Nauruan land-owning families typically drive late-model cars, courtesy of an average $A10,000 a year they get for the mining of their land. But wages at the Nauru Phosphate Commission are running two weeks behind schedule.
"There is no running water at school for kids, food goes rotten in fridges and freezers without power, people can't sleep because of no fans and people can't work," says the island's bluntest critic, an independent newsletter, Visionary.
During the Forum meeting, only one of the two hotels had hot water - at the other, guests had to keep a bucket filled in the shower in case the cold water also gave out.
DYING FROM WEALTH
Nauru's people have other problems.
Their unhealthy eating habits and a genetic propensity for an obesity-triggered form of diabetes mean the hospital is full of patients suffering complications such as amputations, kidney and heart disease.
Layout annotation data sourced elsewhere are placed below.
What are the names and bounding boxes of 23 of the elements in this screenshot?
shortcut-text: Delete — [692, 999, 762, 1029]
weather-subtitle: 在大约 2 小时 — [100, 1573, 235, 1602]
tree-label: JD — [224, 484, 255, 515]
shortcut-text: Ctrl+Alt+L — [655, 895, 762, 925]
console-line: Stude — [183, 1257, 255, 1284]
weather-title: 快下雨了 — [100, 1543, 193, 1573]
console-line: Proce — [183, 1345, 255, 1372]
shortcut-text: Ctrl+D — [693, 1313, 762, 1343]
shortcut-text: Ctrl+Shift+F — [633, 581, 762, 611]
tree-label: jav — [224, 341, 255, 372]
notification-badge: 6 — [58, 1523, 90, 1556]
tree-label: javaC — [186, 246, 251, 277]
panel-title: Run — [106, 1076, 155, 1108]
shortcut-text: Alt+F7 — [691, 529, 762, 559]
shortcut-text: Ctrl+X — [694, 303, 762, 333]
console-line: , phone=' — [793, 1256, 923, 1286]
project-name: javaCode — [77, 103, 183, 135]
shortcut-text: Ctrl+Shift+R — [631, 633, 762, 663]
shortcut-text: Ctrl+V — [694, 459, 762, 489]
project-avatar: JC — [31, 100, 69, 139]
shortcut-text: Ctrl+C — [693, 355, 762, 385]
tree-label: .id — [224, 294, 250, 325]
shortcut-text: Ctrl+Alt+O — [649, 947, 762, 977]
Specialist Paul Zimmet, from Melbourne's International Diabetes Institute, said 40 to 45 per cent of Nauruan adults had diabetes, part of a Pacific-wide epidemic now affecting children.
Pacific Island people have a gene that some scientists believe helps them store excess energy as fat, perhaps a throwback to surviving famines and long sea journeys.
"Today you don't have this feast-famine scenario, you just have a continual feast and they just keep putting on fat," Mr Zimmet said.
Rather than expensive medicines, the solution, Mr Zimmet says, might be to force Nauruans off processed food and out of cars.
"I suggested to the Nauruans six or seven years ago, when they still had a lot of money, that ... they build a huge gymnasium, swimming pool, exercise facilities."